Tout d'un coup, il me dit ce qu'il faut écrire – c'est si clair! si clair, si évident. Quelquefois même, il y a un mot que je n'entends pas bien; je lui dis: «Quoi?», comme ça, et il le répète!
Je crois que c'est pour cela que je deviens sourde! c'est que j'écoute tout comme cela (geste tourné vers le haut), tout le temps. Alors je n'écoute pas assez ici.
C'est la même chose pour les yeux... J'ai commencé à voir des choses avec les yeux ouverts, et alors!... L'état des gens, leurs pensées, mais surtout l'état de leur vital (parce que c'est une vision du physique, un physique très subtil, très vitalise, et c'est une représentation imagée des choses), et leur état se traduit... si tu savais (Mère rit) ce qu'on peut voir!... Une quantité innombrable de formes, de visages, d'expressions; on dirait l'album de l'humoriste le plus fin que l'on puisse imaginer. C'est extraordinaire d'humour et de finesse de perception et du sens du ridicule des gens. Et puis tout d'un coup, au milieu de tout cela, une belle forme, une belle image, une belle expression; quelque chose de si beau, de si pur, de si merveilleusement noble! Et ça tourne tout autour et tout le temps. C'est vraiment très amusant.

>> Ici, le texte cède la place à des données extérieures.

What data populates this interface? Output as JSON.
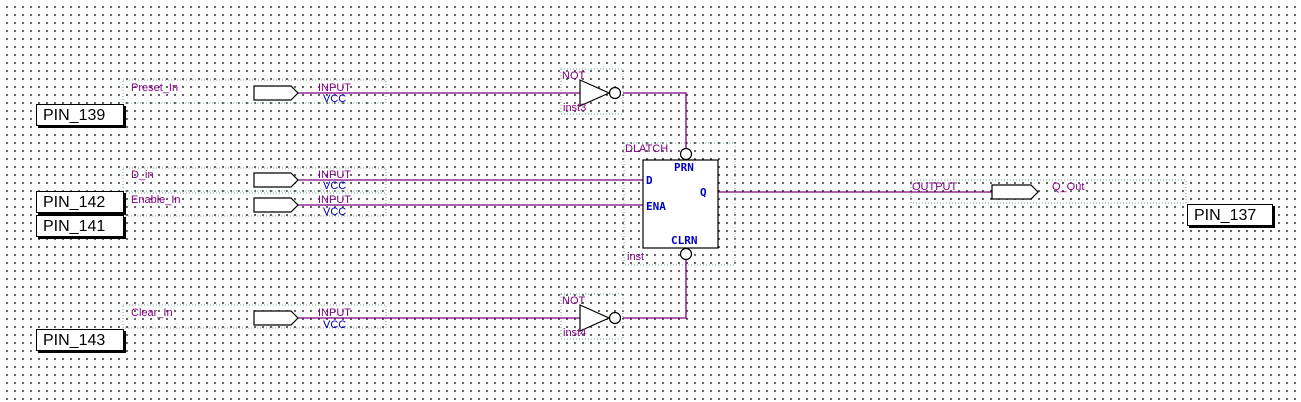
{
  "pins": {
    "pin_139": "PIN_139",
    "pin_142": "PIN_142",
    "pin_141": "PIN_141",
    "pin_143": "PIN_143",
    "pin_137": "PIN_137"
  },
  "inputs": {
    "preset": {
      "name": "Preset_In",
      "type": "INPUT",
      "default": "VCC"
    },
    "d": {
      "name": "D_in",
      "type": "INPUT",
      "default": "VCC"
    },
    "enable": {
      "name": "Enable_In",
      "type": "INPUT",
      "default": "VCC"
    },
    "clear": {
      "name": "Clear_In",
      "type": "INPUT",
      "default": "VCC"
    }
  },
  "output": {
    "name": "Q_Out",
    "type": "OUTPUT"
  },
  "gates": {
    "not_preset": {
      "type": "NOT",
      "instance": "inst3"
    },
    "not_clear": {
      "type": "NOT",
      "instance": "inst4"
    }
  },
  "latch": {
    "type": "DLATCH",
    "instance": "inst",
    "ports": {
      "d": "D",
      "ena": "ENA",
      "q": "Q",
      "prn": "PRN",
      "clrn": "CLRN"
    }
  },
  "colors": {
    "wire": "#800080",
    "label": "#800080",
    "port": "#0000c0",
    "box": "#000000"
  }
}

Je m'étais toujours plainte que c'était un domaine où je ne voyais pas. Je voyais surtout (dans le temps), je voyais surtout mentalement – des visions mentales –, et puis naturellement, je voyais tout là-haut (mais ça, c'était organisé), et vitalement un peu, surtout la nuit, mais enfin... La vision était très développée, très claire, très précise, mais physiquement («physiquement», c'est-à-dire dans le physique subtil et physiquement), je n'avais jamais vu avec les yeux ouverts: je voyais toujours la réalité brutale telle qu'elle est, jamais rien d'autre, et je m'en étais toujours plainte. Et puis c'est venu tout d'un coup; un jour, j'ai commencé à voir, et alors!... (Mère rit) Maintenant, je suis obligée de calmer ça parce que (riant) c'est trop. Mais c'est incroyable – c'est incroyable comme l'air est plein de formes, mais de formes tellement expressives! C'est comme si, oui, un humoriste, un caricaturiste même, faisait tout le temps la représentation subtile de ce qui se passe matériellement.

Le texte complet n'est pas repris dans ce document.